Portrait of Mrs. Jelf Powis and her Daughter
Joshua Reynolds·1777
Historical Context
Reynolds painted Mrs. Jelf Powis and her Daughter around 1777, a mother-and-daughter portrait that demonstrates his sustained command of the format at the height of his mature career. The Jelf Powis family connections to the Worcestershire gentry reflect the broad geographic reach of Reynolds's patronage network beyond his London base; families from across England's counties sought his services as the most prestigious portraitist in Britain, sometimes travelling to London for sittings and sometimes receiving studio visits in the country. Reynolds's maternal and mother-daughter compositions draw consistently on the Italian Renaissance tradition of sacred maternal imagery that he had absorbed during his Roman years, secularizing the Madonna and Child format for aristocratic and gentry patronage without the religious associations that would have been inappropriate for Protestant sitters.

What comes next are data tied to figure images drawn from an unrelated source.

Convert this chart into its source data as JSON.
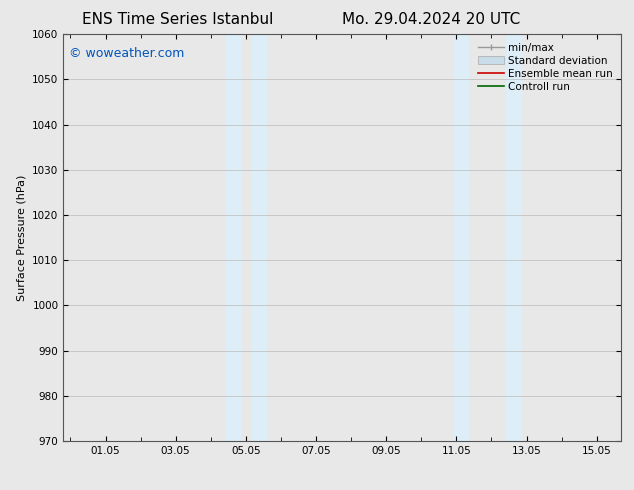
{
  "title_left": "ENS Time Series Istanbul",
  "title_right": "Mo. 29.04.2024 20 UTC",
  "ylabel": "Surface Pressure (hPa)",
  "ylim": [
    970,
    1060
  ],
  "yticks": [
    970,
    980,
    990,
    1000,
    1010,
    1020,
    1030,
    1040,
    1050,
    1060
  ],
  "xtick_labels": [
    "01.05",
    "03.05",
    "05.05",
    "07.05",
    "09.05",
    "11.05",
    "13.05",
    "15.05"
  ],
  "xtick_positions": [
    1.0,
    3.0,
    5.0,
    7.0,
    9.0,
    11.0,
    13.0,
    15.0
  ],
  "shaded_regions": [
    {
      "x_start": 4.42,
      "x_end": 4.83,
      "color": "#ddeef8"
    },
    {
      "x_start": 5.17,
      "x_end": 5.58,
      "color": "#ddeef8"
    },
    {
      "x_start": 10.92,
      "x_end": 11.33,
      "color": "#ddeef8"
    },
    {
      "x_start": 12.42,
      "x_end": 12.83,
      "color": "#ddeef8"
    }
  ],
  "watermark_text": "© woweather.com",
  "watermark_color": "#0055bb",
  "background_color": "#e8e8e8",
  "plot_bg_color": "#e8e8e8",
  "legend_entries": [
    {
      "label": "min/max",
      "color": "#aaaaaa",
      "type": "errbar"
    },
    {
      "label": "Standard deviation",
      "color": "#c8dcea",
      "type": "box"
    },
    {
      "label": "Ensemble mean run",
      "color": "#cc0000",
      "type": "line"
    },
    {
      "label": "Controll run",
      "color": "#006600",
      "type": "line"
    }
  ],
  "grid_color": "#bbbbbb",
  "title_fontsize": 11,
  "axis_label_fontsize": 8,
  "tick_fontsize": 7.5,
  "watermark_fontsize": 9,
  "legend_fontsize": 7.5
}
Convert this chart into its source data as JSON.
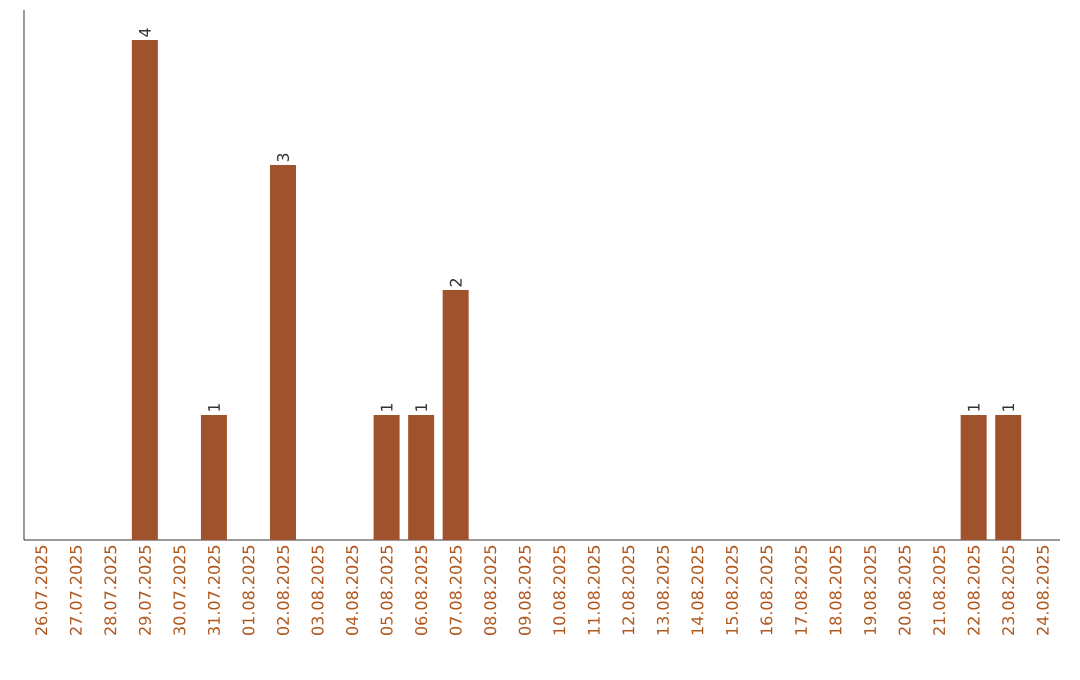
{
  "chart_data": {
    "type": "bar",
    "categories": [
      "26.07.2025",
      "27.07.2025",
      "28.07.2025",
      "29.07.2025",
      "30.07.2025",
      "31.07.2025",
      "01.08.2025",
      "02.08.2025",
      "03.08.2025",
      "04.08.2025",
      "05.08.2025",
      "06.08.2025",
      "07.08.2025",
      "08.08.2025",
      "09.08.2025",
      "10.08.2025",
      "11.08.2025",
      "12.08.2025",
      "13.08.2025",
      "14.08.2025",
      "15.08.2025",
      "16.08.2025",
      "17.08.2025",
      "18.08.2025",
      "19.08.2025",
      "20.08.2025",
      "21.08.2025",
      "22.08.2025",
      "23.08.2025",
      "24.08.2025"
    ],
    "values": [
      0,
      0,
      0,
      4,
      0,
      1,
      0,
      3,
      0,
      0,
      1,
      1,
      2,
      0,
      0,
      0,
      0,
      0,
      0,
      0,
      0,
      0,
      0,
      0,
      0,
      0,
      0,
      1,
      1,
      0
    ],
    "value_labels": [
      null,
      null,
      null,
      "4",
      null,
      "1",
      null,
      "3",
      null,
      null,
      "1",
      "1",
      "2",
      null,
      null,
      null,
      null,
      null,
      null,
      null,
      null,
      null,
      null,
      null,
      null,
      null,
      null,
      "1",
      "1",
      null
    ],
    "color": "#a0522d"
  }
}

The Museum of Fine Arts, Houston's holding of the canvas reflects the American institutional collecting of Reynolds's works that gathered momentum through the late nineteenth and early twentieth centuries, bringing significant numbers of his society portraits across the Atlantic.
Technical Analysis
Oil on canvas, the portrait demonstrates Joshua Reynolds's command of experimental pigments and warm chiaroscuro. The careful modeling of the face reveals close study of the sitter's physiognomy, while the treatment of costume and setting projects appropriate social standing.
Look Closer
- ◆Notice how Reynolds arranges mother and daughter with the natural warmth he brought to all maternal double portraits.
- ◆Look at the Grand Manner composition that Reynolds applies even to this gentry-class commission.
- ◆Observe the warm, unified palette that binds the two figures into a coherent scene.
- ◆Find the individual characterization within the group — Reynolds maintains distinct personalities for mother and child even within the compositional formula.